U.S. Code § 1113. Attempt to commit murder or manslaughter
Except as provided in section 113 of this title, whoever, within the special maritime and territorial jurisdiction of the United States, attempts to commit murder or manslaughter, shall, for an attempt to commit murder be imprisoned not more than twenty years or fined under this title, or both, and for an attempt to commit manslaughter be imprisoned not more than seven years or fined under this title, or both.
U.S. Code § 1114. Protection of officers and employees of the United States
Whoever kills or attempts to kill any officer or employee of the United States or of any agency in any branch of the United States Government (including any member of the uniformed services) while such officer or employee is engaged in or on account of the performance of official duties, or any person assisting such an officer or employee in the performance of such duties or on account of that assistance, shall be punished—
(1) in the case of murder, as provided under section 1111;
(2) in the case of manslaughter, as provided under section 1112; or
(3) in the case of attempted murder or manslaughter, as provided in section 1113.

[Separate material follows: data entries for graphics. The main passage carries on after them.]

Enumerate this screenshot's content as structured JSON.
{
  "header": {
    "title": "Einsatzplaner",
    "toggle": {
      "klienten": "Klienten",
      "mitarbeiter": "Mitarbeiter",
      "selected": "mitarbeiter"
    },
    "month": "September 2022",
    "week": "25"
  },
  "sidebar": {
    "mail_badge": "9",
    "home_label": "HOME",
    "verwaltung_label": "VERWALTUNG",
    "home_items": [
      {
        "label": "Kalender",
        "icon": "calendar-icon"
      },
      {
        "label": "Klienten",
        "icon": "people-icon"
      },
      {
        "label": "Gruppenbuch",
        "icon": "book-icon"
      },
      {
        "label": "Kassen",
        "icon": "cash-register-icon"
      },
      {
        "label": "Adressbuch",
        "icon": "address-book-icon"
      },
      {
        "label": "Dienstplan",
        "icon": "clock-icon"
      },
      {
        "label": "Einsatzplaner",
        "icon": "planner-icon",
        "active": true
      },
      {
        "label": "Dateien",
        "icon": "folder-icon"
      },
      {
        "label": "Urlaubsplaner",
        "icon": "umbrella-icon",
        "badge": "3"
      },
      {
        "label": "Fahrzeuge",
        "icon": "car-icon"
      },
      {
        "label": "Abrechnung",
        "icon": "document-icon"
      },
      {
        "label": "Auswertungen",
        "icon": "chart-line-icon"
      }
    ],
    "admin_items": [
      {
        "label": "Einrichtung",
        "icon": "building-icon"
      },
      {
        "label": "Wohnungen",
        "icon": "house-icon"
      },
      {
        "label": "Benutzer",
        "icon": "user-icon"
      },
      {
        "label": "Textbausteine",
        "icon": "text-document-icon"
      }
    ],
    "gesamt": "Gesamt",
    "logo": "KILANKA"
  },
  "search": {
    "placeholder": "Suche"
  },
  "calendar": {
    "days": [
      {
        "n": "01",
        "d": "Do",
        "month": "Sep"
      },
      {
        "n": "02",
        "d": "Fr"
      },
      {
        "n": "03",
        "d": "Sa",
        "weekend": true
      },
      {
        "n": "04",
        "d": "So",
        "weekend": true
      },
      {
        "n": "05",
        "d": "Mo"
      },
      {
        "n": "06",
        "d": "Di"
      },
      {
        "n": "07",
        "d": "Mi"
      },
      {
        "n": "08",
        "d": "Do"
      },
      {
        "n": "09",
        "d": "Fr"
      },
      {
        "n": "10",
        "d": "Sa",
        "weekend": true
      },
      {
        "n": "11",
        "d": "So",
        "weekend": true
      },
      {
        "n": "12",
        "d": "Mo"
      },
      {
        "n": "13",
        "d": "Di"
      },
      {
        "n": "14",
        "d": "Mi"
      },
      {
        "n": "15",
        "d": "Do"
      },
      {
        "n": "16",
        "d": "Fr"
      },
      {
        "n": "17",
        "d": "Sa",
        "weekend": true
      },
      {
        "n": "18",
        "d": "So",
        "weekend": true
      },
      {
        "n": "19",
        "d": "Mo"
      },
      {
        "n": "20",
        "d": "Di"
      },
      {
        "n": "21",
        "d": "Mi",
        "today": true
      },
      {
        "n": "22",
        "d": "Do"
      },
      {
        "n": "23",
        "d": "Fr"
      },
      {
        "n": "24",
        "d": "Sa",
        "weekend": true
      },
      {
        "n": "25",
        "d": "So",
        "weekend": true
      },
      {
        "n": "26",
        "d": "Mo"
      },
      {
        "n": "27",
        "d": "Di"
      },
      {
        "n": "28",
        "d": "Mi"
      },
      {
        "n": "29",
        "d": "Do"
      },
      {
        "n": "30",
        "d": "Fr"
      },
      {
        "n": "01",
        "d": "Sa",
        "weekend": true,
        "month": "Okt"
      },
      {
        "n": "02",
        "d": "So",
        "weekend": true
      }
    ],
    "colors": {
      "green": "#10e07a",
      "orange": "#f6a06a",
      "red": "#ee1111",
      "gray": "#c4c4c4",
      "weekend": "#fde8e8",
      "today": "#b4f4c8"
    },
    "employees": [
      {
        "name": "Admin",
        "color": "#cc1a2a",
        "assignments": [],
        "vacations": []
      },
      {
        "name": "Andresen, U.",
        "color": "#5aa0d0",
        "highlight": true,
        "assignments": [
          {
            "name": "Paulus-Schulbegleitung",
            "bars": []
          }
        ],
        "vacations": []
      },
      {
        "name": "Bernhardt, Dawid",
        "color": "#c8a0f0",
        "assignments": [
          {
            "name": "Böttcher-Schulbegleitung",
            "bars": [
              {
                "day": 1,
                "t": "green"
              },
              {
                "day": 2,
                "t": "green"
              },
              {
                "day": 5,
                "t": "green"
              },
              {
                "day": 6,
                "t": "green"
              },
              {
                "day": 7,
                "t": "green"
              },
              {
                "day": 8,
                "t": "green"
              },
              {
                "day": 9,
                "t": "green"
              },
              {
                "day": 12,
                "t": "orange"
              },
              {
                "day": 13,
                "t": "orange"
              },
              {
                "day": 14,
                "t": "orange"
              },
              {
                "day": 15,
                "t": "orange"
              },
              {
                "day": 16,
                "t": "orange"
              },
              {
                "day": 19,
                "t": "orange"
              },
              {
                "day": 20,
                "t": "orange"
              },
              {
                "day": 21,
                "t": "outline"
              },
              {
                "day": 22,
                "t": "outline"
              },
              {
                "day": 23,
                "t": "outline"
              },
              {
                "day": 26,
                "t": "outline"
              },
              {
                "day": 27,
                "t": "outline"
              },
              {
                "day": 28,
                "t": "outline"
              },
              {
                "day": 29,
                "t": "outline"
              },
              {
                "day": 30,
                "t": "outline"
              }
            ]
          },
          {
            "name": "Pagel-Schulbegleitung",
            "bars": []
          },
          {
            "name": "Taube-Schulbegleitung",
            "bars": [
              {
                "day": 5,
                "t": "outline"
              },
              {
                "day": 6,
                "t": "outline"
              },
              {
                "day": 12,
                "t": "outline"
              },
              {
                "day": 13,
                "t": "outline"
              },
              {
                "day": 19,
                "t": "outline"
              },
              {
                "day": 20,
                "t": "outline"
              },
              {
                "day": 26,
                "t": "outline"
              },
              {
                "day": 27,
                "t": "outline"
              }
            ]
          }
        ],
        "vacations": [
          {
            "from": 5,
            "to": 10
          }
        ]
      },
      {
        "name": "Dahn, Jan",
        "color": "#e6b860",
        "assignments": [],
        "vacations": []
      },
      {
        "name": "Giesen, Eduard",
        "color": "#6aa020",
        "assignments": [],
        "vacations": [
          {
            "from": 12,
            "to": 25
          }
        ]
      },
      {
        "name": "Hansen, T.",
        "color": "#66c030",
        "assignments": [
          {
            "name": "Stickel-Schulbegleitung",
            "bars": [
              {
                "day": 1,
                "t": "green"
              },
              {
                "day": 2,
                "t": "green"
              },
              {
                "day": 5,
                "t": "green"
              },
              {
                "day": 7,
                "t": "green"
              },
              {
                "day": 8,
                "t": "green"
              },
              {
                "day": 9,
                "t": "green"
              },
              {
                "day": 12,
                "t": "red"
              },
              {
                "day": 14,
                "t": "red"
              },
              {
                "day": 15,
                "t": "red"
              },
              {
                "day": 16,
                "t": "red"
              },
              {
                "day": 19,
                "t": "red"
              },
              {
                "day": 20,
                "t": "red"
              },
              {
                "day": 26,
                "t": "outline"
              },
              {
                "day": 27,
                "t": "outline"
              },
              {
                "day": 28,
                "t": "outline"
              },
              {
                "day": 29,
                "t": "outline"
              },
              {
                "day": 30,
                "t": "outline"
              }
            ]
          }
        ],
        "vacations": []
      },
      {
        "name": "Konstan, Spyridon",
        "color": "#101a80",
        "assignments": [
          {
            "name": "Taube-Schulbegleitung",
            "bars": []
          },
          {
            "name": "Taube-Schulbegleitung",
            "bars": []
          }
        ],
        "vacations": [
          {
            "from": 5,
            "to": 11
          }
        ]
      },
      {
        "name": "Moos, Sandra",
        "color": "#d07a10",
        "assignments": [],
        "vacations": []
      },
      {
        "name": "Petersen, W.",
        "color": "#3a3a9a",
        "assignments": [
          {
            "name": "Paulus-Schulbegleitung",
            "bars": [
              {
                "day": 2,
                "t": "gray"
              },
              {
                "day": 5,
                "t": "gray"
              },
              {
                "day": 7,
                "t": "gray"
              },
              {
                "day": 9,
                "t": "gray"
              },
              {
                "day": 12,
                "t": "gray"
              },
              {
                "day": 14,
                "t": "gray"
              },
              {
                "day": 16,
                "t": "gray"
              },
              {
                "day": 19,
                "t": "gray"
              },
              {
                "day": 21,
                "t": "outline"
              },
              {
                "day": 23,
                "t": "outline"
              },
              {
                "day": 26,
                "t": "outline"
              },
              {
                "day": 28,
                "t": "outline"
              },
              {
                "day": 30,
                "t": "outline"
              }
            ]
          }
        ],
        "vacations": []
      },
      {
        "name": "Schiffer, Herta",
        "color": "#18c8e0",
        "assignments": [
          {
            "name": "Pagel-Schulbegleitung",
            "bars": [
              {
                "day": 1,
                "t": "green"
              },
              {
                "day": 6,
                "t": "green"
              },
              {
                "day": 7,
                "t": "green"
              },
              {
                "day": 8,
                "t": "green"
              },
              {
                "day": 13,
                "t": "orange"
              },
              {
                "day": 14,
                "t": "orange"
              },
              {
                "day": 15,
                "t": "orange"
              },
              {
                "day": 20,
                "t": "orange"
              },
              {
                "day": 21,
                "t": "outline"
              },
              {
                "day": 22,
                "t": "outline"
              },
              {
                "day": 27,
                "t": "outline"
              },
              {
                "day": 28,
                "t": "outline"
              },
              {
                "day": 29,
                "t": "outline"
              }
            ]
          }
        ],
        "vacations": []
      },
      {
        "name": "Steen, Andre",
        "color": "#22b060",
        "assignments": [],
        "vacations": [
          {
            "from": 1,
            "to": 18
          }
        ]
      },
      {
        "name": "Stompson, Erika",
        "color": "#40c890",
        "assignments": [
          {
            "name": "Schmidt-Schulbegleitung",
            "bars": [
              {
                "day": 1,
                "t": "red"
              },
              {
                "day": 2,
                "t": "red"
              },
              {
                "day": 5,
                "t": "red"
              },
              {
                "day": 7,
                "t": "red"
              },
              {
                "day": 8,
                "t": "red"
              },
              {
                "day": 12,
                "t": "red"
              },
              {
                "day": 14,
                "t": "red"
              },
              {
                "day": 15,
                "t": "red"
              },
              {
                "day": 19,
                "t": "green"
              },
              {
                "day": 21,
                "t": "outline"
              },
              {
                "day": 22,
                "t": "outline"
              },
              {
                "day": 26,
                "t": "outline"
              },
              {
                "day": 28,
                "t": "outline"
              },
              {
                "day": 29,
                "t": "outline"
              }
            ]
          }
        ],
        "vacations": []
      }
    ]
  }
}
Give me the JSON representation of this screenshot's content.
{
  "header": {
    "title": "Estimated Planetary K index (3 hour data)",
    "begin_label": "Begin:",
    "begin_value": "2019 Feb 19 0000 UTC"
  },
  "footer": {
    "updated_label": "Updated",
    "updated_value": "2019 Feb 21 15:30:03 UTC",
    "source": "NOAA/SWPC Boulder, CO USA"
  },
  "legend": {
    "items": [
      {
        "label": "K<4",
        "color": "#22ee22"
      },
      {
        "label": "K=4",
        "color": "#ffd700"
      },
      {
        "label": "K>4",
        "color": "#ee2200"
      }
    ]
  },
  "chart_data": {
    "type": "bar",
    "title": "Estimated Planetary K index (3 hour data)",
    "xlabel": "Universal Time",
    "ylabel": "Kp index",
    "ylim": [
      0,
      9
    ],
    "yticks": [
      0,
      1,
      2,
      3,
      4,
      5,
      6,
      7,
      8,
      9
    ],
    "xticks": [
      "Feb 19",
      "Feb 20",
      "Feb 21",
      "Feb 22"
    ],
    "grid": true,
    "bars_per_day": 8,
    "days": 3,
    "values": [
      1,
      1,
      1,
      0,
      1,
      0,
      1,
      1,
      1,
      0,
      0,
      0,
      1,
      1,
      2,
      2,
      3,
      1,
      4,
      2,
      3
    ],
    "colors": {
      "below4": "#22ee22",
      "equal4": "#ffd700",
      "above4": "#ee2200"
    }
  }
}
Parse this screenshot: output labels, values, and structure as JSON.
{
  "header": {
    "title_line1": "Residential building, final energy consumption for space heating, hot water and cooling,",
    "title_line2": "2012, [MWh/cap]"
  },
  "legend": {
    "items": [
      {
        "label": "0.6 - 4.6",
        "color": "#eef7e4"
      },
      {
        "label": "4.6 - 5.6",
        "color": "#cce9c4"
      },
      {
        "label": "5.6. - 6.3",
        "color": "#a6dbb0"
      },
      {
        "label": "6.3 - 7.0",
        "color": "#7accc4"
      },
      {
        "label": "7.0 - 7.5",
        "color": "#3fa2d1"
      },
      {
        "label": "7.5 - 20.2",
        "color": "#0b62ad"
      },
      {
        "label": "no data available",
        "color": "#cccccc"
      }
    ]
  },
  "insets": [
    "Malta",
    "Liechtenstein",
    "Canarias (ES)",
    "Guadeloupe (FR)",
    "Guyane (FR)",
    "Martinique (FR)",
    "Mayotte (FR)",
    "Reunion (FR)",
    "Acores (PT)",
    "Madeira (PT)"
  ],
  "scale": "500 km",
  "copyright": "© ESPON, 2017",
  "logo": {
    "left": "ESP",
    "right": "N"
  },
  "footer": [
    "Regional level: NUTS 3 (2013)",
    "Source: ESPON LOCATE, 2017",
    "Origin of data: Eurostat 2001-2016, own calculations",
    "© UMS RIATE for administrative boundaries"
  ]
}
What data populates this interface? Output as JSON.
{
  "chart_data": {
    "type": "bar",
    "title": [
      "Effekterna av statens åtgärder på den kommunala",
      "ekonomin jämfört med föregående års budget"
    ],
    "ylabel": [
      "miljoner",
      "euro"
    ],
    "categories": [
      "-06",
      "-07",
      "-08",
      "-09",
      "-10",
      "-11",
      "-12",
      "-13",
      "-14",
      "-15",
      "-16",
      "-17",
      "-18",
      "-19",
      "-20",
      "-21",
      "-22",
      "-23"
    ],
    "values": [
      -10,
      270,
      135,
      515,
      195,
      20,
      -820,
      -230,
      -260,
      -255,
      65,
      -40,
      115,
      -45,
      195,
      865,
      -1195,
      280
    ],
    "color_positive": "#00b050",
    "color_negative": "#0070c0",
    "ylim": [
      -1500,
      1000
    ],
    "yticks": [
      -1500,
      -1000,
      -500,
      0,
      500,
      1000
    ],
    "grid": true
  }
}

U.S. Code § 2231. Assault or resistance
(a) Whoever forcibly assaults, resists, opposes, prevents, impedes, intimidates, or interferes with any person authorized to serve or execute search warrants or to make searches and seizures while engaged in the performance of his duties with regard thereto or on account of the performance of such duties, shall be fined under this title or imprisoned not more than three years, or both; and—
(b) Whoever, in committing any act in violation of this section, uses any deadly or dangerous weapon, shall be fined under this title or imprisoned not more than ten years, or both.